We spent a week in the city over New Year and tried to tap into this laid back attitude. So rather than give you a detailed rundown of what we got up to, we thought we’d simply try to share the vibe…
[For those who like a few facts with their fun, scroll to the bottom for a quick rundown of Salvador’s past and present]
Salvador in brief
One of the oldest cities in Latin America, Salvador was Brazil’s first capital city, established in 1549.
It is Brazil’s third largest city after Sao Paulo and Rio de Janeiro but it suffers from more violent crime than either of them. It is ranked 17th most dangerous city in the world on account of its extreme poverty and gang crime.

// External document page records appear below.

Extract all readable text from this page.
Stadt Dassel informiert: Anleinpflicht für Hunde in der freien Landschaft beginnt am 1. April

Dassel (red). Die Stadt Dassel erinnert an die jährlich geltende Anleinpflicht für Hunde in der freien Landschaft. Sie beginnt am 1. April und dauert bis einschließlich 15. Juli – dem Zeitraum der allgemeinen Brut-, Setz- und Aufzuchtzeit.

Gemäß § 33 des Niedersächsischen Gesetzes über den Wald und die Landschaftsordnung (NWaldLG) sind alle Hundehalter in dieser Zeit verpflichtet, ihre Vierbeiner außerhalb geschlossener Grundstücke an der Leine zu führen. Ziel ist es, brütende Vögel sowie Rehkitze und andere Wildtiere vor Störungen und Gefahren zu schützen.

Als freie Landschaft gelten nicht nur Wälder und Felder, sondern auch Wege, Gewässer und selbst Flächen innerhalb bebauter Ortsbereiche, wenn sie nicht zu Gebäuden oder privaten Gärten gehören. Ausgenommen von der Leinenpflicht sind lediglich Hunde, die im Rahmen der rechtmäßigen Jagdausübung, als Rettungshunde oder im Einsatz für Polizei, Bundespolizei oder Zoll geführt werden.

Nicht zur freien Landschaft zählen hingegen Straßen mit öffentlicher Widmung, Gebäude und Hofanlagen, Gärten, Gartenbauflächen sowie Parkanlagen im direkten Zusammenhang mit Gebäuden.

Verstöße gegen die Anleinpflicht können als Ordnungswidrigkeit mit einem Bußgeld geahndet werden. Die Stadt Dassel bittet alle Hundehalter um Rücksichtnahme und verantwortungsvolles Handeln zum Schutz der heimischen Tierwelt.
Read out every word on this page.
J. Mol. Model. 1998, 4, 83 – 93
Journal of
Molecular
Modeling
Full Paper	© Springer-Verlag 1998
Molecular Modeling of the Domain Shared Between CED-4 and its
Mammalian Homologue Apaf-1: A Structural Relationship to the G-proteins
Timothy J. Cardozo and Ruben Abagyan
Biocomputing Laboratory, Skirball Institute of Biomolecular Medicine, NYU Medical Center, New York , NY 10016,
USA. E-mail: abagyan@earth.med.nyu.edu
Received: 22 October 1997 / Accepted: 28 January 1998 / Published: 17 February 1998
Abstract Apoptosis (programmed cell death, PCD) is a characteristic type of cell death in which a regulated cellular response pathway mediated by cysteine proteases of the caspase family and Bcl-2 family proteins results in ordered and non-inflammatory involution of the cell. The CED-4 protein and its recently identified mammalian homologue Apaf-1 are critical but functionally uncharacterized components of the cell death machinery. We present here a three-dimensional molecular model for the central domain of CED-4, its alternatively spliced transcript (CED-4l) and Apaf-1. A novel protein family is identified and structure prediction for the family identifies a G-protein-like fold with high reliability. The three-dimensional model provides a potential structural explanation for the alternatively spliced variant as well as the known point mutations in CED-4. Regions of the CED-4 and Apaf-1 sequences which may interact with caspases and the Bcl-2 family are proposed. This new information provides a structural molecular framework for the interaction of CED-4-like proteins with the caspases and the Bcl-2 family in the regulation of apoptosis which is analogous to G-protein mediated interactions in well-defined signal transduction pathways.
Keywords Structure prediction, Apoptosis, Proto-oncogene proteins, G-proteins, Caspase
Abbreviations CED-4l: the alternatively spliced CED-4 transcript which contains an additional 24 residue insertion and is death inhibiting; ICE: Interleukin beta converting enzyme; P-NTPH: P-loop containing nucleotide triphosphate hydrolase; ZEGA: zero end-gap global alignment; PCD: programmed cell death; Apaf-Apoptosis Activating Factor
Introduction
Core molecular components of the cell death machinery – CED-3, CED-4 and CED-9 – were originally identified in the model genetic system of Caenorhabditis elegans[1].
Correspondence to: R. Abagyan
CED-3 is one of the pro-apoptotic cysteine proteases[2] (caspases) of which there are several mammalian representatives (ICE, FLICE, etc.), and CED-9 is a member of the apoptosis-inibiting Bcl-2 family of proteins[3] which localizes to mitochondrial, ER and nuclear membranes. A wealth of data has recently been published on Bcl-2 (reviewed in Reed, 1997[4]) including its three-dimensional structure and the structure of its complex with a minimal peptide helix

Sitting on a peninsula overlooking Todos os Santos Bay on one side and the Atlantic Ocean on the other it quickly became Brazil’s main port and a hub for the sugar and slave trade.
Nowadays it is known as the country’s capital of Afro-Brazilian culture. Of the 2.6 million inhabitants, some 80% have black African ancestry.
In the stage of Bahia, of which Salvador is the capital, 50% of people live in poverty. The average monthly household income in the city is R1,163 (£255/$390). 12.7% of inhabitants have no income at all.
Salvador hosts the biggest annual Carnival in the country and holds the record for biggest party in the world.
Construction on a metro system for the city began more than a decade ago. It officially opened in July 2014 but services just five stations, with plans to extend to 15 more. So far it is estimated to have cost more than $1.73bn.
The historic centre of Pelourinho is a UNESCO World Heritage site but it was pretty much a no-go area until 1992 when the local government embarked upon a project called Recovery of Salvador’s Historic Center. The result is that the historic centre is now safe for tourists. The downside is that no locals can afford to live there any more.